I'm happy with this fit
It is not perfect but close enough. I'll be painting this and sandpaper, putty, and a dark color will hide a lot of sins.



off the saw
Initially I was a bit off at the heel but towards the end I was dead nuts according to Mr Starrett.

how I snuck up on the fit
From the first rough cut on the left to the last one on the right. I erred very cautiously on the waste side. I didn't have any more stock to make another molding so did the fitting in turtle mode.

how I kept my placement of the molding
It started with putting 3 nails in the back of the molding.

clipped them off close
box lid lightly clapped shut
I put the spacer on the top, aligned it left and right, and pressed into the box.

two sides done
I screwed the molding to the box from the inside, no glue.

one more piece and this will be done
This molding looks a 100% better than the plain square molding there.

the 71 box
This is where the burst came in. It took me all morning and a couple of hours into the afternoon just to do the banding. I watched a few You Tube videos on the JFK assassination and over 50 years later the controversy surrounding his death still won't die. I don't believe Oswald did it and the researchers are finding more and more anomalies and holes with the Warren Commission report every time new documents are freed up  I was in the 6th grade just getting ready to go home when the news about his death was announced on the PA system.

got an idea for stowing the irons
nailed the miters
I glued the miters and further help keep them together, I nailed them too. Tomorrow I'll plane the corners flush and sand the beads.

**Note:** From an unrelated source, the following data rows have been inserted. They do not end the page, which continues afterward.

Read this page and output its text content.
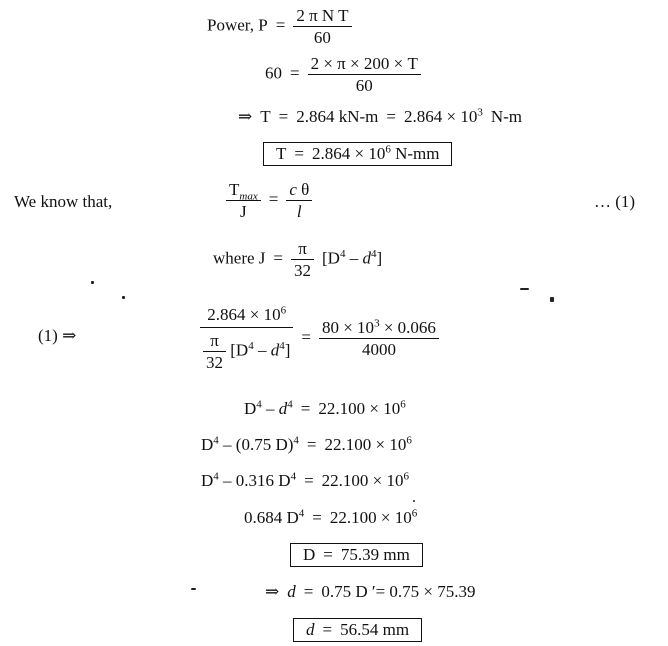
Power, $P = \frac{\text{2 π N T}}{60}$
$60 = \frac{2 \times \pi \times 200 \times T}{60}$
⇒ T = 2.864 $kN-m = 2.864 \times 10^3$ N-m
$T = 2.864 \times 10^6$ N-mm
We know that,	$\frac{T_{max}}{J} = \frac{\text{c θ}}{l}$	… (1)
where $J = \frac{\pi}{32} [D^4 - d^4]$
(1) ⇒	$\frac{2.864 \times 10^6}{\frac{\pi}{32} [D^4 - d^4]} = \frac{80 \times 10^3 \times 0.066}{4000}$
$D^4 - d^4 = 22.100 \times 10^6$
$D^4 - (0.75$ $D)^4 = 22.100 \times 10^6$
$D^4 - 0.316$ $D^4 = 22.100 \times 10^6$
0.684 $D^4 = 22.100 \times 10^6$
D = 75.39 mm
⇒ d = 0.75 D ʹ= 0.75 × 75.39
d = 56.54 mm
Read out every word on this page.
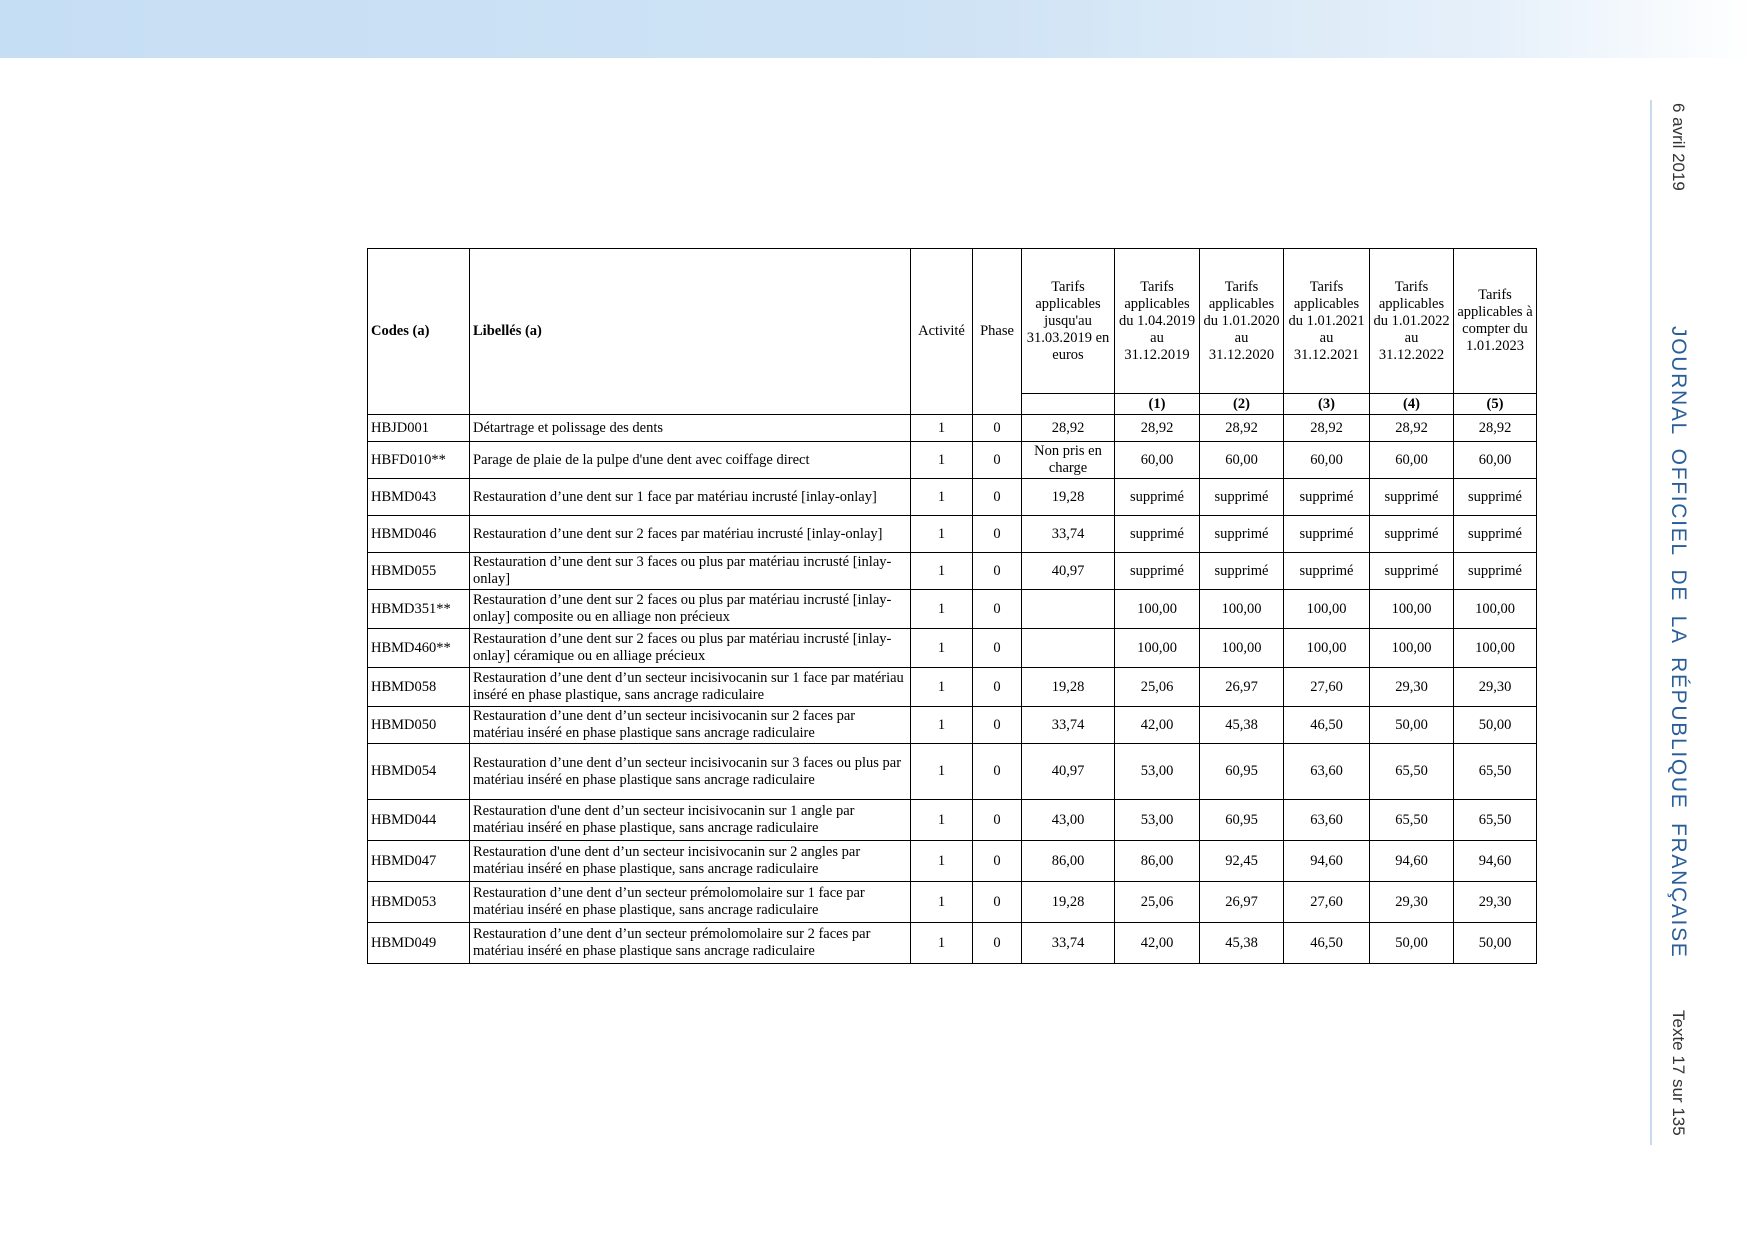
6 avril 2019
JOURNAL OFFICIEL DE LA RÉPUBLIQUE FRANÇAISE
Texte 17 sur 135
Codes (a)	Libellés (a)	Activité	Phase	Tarifs applicables jusqu'au 31.03.2019 en euros	Tarifs applicables du 1.04.2019 au 31.12.2019	Tarifs applicables du 1.01.2020 au 31.12.2020	Tarifs applicables du 1.01.2021 au 31.12.2021	Tarifs applicables du 1.01.2022 au 31.12.2022	Tarifs applicables à compter du 1.01.2023
					(1)	(2)	(3)	(4)	(5)
HBJD001	Détartrage et polissage des dents	1	0	28,92	28,92	28,92	28,92	28,92	28,92
HBFD010**	Parage de plaie de la pulpe d'une dent avec coiffage direct	1	0	Non pris en charge	60,00	60,00	60,00	60,00	60,00
HBMD043	Restauration d’une dent sur 1 face par matériau incrusté [inlay-onlay]	1	0	19,28	supprimé	supprimé	supprimé	supprimé	supprimé
HBMD046	Restauration d’une dent sur 2 faces par matériau incrusté [inlay-onlay]	1	0	33,74	supprimé	supprimé	supprimé	supprimé	supprimé
HBMD055	Restauration d’une dent sur 3 faces ou plus par matériau incrusté [inlay-onlay]	1	0	40,97	supprimé	supprimé	supprimé	supprimé	supprimé
HBMD351**	Restauration d’une dent sur 2 faces ou plus par matériau incrusté [inlay-onlay] composite ou en alliage non précieux	1	0		100,00	100,00	100,00	100,00	100,00
HBMD460**	Restauration d’une dent sur 2 faces ou plus par matériau incrusté [inlay-onlay] céramique ou en alliage précieux	1	0		100,00	100,00	100,00	100,00	100,00
HBMD058	Restauration d’une dent d’un secteur incisivocanin sur 1 face par matériau inséré en phase plastique, sans ancrage radiculaire	1	0	19,28	25,06	26,97	27,60	29,30	29,30
HBMD050	Restauration d’une dent d’un secteur incisivocanin sur 2 faces par matériau inséré en phase plastique sans ancrage radiculaire	1	0	33,74	42,00	45,38	46,50	50,00	50,00
HBMD054	Restauration d’une dent d’un secteur incisivocanin sur 3 faces ou plus par matériau inséré en phase plastique sans ancrage radiculaire	1	0	40,97	53,00	60,95	63,60	65,50	65,50
HBMD044	Restauration d'une dent d’un secteur incisivocanin sur 1 angle par matériau inséré en phase plastique, sans ancrage radiculaire	1	0	43,00	53,00	60,95	63,60	65,50	65,50
HBMD047	Restauration d'une dent d’un secteur incisivocanin sur 2 angles par matériau inséré en phase plastique, sans ancrage radiculaire	1	0	86,00	86,00	92,45	94,60	94,60	94,60
HBMD053	Restauration d’une dent d’un secteur prémolomolaire sur 1 face par matériau inséré en phase plastique, sans ancrage radiculaire	1	0	19,28	25,06	26,97	27,60	29,30	29,30
HBMD049	Restauration d’une dent d’un secteur prémolomolaire sur 2 faces par matériau inséré en phase plastique sans ancrage radiculaire	1	0	33,74	42,00	45,38	46,50	50,00	50,00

I'll putty the holes when I paint the box.

I screwed this down rather then glue it
two of the screws broke off
I can hide these two
These are the two holes with the broken screws and I can hide the both of them with storage doo-dads. I tried to get them out but both of them broke off below the surface of the bottom plywood.

first screw hole hidden

using hide glue for this in case I need to reverse or repair it
my iron storage idea
I had wanted to stow the irons this way since the beginning but I couldn't figure out how. The shafts on the irons are 3/8" square with the irons angled kitty corner rather then being 90° on a flat face. The diagonal facing iron was depriving my only two brain cells of oxygen and I was at a lost for a solution. I was stuck on working around the diagonal and I didn't need to be. I needed a square 3/8" hole and nothing more than that.

almost done
This worked good for me. The irons pivot out at an angle rather then being flat up against the wall of the box. This will allow me to grab an iron and take it out easily. I made the grooves a few frog hairs wider than 3/8".

Tomorrow I will plane and clean this up. I think I might have enough room on the right to put the fence there. If I don't I will make something else to hold the fence. I glued this and set aside to set up.

accidental woodworker

trivia corner
The US $500 bill was discontinued in 1969 but they are still legal tender. Whose picture was on it?